La ragazza delle caldarroste ovvero, a Bergamo cosa c’era prima del Coin?

Un po’ di storia della città tra i ricordi di fiori, giornali, angurie e caldarroste

Di Giovanni Gelmini

Ho ritrovato un disegno e inizio a pensare a quando l’ho fatto; di sicuro prima di quando venne aperto un cantiere, all’inizio degli anni ’60, nel piazzale tra Via Zambonate e Via Silvio Spaventa: abbattimento di case e un profondo scavo. Sorge un cubo grigio senza finestre e nel novembre 1964 si inaugura il primo Grande magazzino di qualità, il Coin, e nel sotterraneo il supermercato di qualità “Stella”, che con l’inaugurazione del supermercato Standa nel 1961 e lo spostamento dell’Upim in via XX Settembre, realizzano un cambiamento straordinario per la città.

Quel cubo c’è ancora con il Coin, lo Stella non c’è più. Ora vi racconto cosa c’era prima: qualcosa che è stato importante nella mia infanzia e nell’adolescenza (credo non solo per me).

Ecco i miei ricordi legati a quel posto
.

Da piccolo, quando, accompagnato da mia madre, svoltavo da Via XXVIII Ottobre, che a volte mia madre chiamava ancora Via dei Mille e oggi è Via Giorgio e Guido Paglia, non vedevo l’ora di arrivare a via Zambonate: mi aspettava “bròta facia bèla’.

Nonostante il traffico in città non fosse molto, quella piazza era veramente trafficata. Il tram sferragliava; auto, furgoni ed anche mezzi trainati da cavalli impegnavano la piazza, occorreva attenzione ad attraversare le vie.

Sull’angolo tra Via Spaventa e Via Zambonate, c’era uno spiazzo abbastanza grande con degli enormi ippocastani e, proprio sull’angolo, tre ‘baracchette’: sul lato di via Spaventa un fiorista, Bombardieri, con una grande vetrina che mostrava una piccola scelta di piante e fior: rose garofani, primule, felci , e asparagus,ecc.., le piante che allora erano disponibili ed era dove compravamo piante o fiori per la casa e per i festeggiamenti; al centro, sull’angolo tra le due vie, un’edicola, ma qui si comprava qualche volta Epoca e per me le figurine da collezionare sull’album e da scambiare con gli amici in cortile.

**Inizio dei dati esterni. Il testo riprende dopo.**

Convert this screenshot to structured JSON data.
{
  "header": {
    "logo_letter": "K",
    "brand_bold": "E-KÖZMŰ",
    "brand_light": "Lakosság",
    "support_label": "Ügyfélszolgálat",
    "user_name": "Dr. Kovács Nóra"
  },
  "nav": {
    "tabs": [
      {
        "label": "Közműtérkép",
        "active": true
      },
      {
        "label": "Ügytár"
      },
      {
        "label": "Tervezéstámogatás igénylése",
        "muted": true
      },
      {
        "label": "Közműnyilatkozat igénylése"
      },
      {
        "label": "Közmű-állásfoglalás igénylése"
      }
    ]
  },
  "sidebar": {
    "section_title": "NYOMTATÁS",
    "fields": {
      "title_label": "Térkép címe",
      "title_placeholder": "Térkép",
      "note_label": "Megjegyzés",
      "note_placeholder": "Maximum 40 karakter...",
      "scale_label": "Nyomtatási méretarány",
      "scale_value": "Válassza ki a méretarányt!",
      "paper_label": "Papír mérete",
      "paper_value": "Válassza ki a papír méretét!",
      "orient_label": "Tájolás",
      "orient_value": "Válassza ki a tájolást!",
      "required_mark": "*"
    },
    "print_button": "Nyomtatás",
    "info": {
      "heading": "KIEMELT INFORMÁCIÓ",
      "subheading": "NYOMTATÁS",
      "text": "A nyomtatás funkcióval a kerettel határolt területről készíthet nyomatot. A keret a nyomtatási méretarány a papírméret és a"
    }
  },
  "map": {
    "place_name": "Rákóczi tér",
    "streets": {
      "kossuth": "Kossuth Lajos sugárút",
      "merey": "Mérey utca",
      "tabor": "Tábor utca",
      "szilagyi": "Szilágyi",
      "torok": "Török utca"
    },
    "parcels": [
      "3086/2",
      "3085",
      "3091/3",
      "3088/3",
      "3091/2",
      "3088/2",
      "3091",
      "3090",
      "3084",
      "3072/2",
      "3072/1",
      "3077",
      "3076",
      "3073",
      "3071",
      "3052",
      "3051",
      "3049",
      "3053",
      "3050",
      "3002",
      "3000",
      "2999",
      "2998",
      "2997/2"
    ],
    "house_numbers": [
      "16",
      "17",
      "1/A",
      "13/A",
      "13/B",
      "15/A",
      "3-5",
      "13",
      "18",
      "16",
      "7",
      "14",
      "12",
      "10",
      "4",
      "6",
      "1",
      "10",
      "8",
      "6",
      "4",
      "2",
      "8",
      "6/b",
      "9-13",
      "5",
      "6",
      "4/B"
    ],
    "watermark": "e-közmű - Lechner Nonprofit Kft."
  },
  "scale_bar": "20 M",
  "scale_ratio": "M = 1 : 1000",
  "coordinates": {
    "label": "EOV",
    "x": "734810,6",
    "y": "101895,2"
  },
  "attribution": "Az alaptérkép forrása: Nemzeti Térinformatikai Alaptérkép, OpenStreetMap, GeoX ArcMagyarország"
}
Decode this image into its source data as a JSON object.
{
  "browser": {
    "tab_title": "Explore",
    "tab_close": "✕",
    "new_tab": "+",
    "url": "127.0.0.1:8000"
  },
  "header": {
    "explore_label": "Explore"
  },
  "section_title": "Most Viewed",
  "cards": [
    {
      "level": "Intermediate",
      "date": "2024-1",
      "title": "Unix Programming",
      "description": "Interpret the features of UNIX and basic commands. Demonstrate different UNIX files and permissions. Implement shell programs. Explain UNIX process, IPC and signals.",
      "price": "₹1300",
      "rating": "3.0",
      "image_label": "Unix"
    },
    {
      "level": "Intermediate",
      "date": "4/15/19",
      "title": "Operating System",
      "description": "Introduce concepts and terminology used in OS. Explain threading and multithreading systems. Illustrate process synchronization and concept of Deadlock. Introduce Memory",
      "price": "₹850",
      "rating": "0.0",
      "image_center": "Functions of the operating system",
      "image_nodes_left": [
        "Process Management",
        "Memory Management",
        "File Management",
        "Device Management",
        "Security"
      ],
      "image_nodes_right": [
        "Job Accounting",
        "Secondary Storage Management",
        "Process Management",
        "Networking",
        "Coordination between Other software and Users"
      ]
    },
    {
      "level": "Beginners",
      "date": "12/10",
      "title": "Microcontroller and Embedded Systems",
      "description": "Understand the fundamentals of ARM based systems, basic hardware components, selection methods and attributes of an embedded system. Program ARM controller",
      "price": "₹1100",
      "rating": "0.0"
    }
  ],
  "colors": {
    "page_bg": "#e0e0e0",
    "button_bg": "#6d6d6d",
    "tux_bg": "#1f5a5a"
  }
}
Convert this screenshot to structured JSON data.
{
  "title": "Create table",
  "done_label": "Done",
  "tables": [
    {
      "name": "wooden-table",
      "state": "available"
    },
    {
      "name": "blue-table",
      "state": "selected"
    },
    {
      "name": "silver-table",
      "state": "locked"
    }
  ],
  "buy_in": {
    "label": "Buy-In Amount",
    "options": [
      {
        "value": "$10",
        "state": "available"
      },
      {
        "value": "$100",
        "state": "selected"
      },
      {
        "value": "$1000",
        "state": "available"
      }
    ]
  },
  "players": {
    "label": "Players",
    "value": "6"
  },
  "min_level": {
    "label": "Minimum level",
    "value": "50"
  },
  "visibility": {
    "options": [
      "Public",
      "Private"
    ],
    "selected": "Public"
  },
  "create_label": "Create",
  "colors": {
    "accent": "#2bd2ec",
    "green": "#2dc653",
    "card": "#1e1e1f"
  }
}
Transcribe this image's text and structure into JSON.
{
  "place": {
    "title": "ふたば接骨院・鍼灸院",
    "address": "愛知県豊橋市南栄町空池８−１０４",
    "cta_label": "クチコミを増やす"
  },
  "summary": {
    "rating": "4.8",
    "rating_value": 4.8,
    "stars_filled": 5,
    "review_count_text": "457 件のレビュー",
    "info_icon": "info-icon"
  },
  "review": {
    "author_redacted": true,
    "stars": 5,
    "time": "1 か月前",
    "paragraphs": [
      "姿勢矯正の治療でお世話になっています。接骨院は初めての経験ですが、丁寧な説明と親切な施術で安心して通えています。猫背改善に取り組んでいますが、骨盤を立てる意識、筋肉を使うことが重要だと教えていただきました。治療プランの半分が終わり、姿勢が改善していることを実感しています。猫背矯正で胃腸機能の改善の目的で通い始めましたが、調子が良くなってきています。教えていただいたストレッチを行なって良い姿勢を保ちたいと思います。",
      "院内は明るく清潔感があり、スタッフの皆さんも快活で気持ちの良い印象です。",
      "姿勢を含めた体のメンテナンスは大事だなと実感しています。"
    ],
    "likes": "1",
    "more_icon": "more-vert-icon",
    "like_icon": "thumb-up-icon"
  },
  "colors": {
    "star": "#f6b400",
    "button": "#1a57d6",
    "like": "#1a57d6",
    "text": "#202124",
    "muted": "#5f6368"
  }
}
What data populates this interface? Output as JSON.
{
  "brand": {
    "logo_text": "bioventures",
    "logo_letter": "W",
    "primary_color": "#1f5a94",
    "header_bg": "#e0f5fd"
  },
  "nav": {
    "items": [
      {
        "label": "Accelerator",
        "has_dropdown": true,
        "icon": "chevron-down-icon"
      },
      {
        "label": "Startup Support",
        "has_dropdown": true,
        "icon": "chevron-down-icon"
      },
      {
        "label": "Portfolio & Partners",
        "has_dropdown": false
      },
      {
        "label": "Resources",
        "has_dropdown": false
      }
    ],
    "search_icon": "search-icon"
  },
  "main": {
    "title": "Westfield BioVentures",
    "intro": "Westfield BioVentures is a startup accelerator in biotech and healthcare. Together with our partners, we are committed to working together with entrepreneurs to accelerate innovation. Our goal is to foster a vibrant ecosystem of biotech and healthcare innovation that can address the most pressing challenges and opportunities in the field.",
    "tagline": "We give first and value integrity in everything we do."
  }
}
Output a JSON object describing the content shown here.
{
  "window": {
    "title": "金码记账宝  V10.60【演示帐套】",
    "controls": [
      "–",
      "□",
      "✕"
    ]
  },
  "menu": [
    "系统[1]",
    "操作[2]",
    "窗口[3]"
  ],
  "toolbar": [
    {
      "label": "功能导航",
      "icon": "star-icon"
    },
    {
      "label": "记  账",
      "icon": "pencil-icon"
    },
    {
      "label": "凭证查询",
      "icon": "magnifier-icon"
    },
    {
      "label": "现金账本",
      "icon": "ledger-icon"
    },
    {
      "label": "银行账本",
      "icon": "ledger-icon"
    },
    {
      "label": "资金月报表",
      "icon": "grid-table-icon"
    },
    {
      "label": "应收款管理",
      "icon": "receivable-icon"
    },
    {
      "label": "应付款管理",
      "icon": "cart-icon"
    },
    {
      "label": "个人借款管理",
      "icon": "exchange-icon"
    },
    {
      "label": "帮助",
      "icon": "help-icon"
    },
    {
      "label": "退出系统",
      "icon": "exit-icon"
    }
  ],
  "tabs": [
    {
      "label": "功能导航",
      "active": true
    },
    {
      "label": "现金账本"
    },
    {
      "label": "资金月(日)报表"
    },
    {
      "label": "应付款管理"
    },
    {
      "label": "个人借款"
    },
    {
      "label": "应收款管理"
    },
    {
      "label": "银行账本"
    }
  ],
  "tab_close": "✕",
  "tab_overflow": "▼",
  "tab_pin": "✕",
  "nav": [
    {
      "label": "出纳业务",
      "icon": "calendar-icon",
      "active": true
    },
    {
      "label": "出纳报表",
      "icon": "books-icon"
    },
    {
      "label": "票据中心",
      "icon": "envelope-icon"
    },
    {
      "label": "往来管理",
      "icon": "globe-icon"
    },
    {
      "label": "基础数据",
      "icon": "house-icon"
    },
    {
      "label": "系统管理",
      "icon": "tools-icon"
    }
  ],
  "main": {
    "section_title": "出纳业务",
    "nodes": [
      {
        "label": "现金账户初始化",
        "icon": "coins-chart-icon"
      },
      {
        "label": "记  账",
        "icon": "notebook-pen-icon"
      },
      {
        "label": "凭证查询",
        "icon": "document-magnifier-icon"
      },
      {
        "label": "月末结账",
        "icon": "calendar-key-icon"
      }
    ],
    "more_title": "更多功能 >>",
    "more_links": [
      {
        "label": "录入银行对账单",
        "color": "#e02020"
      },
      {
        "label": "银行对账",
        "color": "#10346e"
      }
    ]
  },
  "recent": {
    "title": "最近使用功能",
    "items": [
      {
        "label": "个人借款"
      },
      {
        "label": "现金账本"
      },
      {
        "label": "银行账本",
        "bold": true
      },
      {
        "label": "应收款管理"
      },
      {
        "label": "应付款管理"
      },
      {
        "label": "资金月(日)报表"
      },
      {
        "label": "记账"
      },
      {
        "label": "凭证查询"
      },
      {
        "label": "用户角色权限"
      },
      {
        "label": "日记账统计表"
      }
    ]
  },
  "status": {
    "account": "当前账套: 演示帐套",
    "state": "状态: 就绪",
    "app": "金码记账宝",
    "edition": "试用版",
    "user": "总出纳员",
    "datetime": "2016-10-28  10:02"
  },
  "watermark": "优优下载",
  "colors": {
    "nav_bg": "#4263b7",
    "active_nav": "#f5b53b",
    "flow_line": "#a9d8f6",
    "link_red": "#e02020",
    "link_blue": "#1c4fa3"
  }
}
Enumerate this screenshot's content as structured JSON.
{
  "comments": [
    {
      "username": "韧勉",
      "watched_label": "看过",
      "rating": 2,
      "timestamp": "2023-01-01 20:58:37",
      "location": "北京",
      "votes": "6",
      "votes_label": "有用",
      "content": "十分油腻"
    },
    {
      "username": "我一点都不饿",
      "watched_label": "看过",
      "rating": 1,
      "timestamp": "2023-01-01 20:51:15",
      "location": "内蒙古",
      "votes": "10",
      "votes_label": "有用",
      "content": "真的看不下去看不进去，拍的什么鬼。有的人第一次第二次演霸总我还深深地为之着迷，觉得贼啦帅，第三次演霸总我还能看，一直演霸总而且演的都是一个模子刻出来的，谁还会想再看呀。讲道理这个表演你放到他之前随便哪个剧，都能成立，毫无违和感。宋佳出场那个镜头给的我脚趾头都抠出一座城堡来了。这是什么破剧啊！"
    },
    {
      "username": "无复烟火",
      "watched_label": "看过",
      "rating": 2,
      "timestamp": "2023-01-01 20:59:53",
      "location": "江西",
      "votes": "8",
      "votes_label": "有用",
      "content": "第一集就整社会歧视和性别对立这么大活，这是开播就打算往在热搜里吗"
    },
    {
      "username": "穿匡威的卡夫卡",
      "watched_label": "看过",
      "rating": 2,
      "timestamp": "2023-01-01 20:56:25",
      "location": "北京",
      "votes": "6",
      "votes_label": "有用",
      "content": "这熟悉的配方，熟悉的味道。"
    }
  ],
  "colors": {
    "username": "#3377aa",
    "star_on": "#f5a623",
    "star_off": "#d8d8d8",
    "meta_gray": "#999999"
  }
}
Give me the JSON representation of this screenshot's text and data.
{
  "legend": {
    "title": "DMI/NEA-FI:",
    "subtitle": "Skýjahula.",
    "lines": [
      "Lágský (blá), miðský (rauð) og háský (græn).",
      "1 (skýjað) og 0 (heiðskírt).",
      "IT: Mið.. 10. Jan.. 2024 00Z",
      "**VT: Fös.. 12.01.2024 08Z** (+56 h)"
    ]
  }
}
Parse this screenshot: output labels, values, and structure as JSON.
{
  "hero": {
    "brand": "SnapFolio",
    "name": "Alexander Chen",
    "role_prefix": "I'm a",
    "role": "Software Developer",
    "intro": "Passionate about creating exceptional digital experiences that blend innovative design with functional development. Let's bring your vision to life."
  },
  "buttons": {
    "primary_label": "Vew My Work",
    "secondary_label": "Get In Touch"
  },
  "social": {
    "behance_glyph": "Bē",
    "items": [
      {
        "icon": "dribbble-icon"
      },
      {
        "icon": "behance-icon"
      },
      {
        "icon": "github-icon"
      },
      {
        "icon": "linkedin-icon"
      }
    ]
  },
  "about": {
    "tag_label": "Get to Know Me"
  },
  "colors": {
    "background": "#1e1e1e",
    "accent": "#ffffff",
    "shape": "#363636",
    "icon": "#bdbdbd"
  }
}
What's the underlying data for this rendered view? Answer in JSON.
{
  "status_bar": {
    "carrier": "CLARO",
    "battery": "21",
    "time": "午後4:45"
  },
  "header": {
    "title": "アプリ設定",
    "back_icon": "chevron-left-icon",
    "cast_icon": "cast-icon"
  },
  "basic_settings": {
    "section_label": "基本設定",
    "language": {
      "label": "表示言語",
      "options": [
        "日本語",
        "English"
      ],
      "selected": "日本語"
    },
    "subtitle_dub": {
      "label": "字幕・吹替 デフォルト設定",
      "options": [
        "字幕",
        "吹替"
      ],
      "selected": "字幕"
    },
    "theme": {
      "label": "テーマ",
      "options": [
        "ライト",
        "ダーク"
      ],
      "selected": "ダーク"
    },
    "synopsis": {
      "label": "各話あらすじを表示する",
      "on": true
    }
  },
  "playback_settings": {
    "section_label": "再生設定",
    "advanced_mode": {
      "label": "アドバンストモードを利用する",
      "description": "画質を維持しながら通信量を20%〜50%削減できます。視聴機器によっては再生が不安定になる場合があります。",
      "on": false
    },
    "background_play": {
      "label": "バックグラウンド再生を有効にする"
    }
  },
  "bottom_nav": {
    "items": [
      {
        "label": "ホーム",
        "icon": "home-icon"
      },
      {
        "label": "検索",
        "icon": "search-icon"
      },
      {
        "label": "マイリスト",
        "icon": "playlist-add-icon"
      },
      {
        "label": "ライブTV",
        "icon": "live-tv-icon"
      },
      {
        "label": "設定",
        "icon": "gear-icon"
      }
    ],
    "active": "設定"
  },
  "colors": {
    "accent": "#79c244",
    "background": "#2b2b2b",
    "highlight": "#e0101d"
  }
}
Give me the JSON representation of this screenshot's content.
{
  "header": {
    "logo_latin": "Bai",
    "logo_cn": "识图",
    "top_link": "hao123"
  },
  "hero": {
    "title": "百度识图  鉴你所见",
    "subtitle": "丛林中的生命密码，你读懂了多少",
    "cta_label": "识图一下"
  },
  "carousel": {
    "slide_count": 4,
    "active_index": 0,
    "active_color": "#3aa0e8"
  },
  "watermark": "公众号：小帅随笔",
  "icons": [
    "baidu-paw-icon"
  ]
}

Infine sul lato di via Zambonate ce n’era ancora una, la mia preferita, che vendeva dolci, bibite, d’inverno caldarroste, ma d’estate granite, anguria e cocco a fette, è quella che tutti hanno conosciuto come del Bepo.
Il Bepo, un personaggio tracagnotto, ma sempre sorridente, mi accoglieva con una frase: “se te fet bròta facia bèla” e il motto con cui mi accoglieva, per me era diventato il suo nome.

Ora, mentre faccio mente locale, mi accorgo che in quegli anni quella del Bepo era l’unica struttura assimilabile ad un bar presente sulla piazza; c’era solo una latteria poco più avanti in via Zambonate e un’altra latteria in via XXVIII Ottobre (oggi via Paglia). Quest’ultima si trasferì proprio sulla piazza all’inizio degli anni cinquanta. Coprì un pezzo delle Roggia Serio a fianco della sagrestia della Chiesa di Santa Lucia e divenne il “Bar Alemagna”, che aveva un bello spazio tra il fabbricato del bar, e la sacrestia della chiesa.

Verso la fine degli anni ’50 la Roggia Serio venne coperta in tutto il tratto urbano da via San Lazzaro a Porta Nuova. il nuovo spazio stradale venne usato come parcheggio delle auto e al bar questo non recò alcun problema e rimase in funzione finno a quando cambiò tutta la viabilità di Via Zambonate e Via Tiraboschi e fu abbattuto (negli anni ’70?).

Ragazza pensierosa, 1964. “La ragazza delle Caldarroste”; ora posso svelare il segreto di questo mio disegno, nella realtà la ragazza sta pensando a quale caldarrosta aggredire.

La mia storia con “bròta facia bèla” non finisce con la mia infanzia. Se nell’infanzia è stato un personaggio simpatico e passare davanti al suo baracchino era per me un motivo di gioia, con l’adolescenza ne sono diventato un frequentatore.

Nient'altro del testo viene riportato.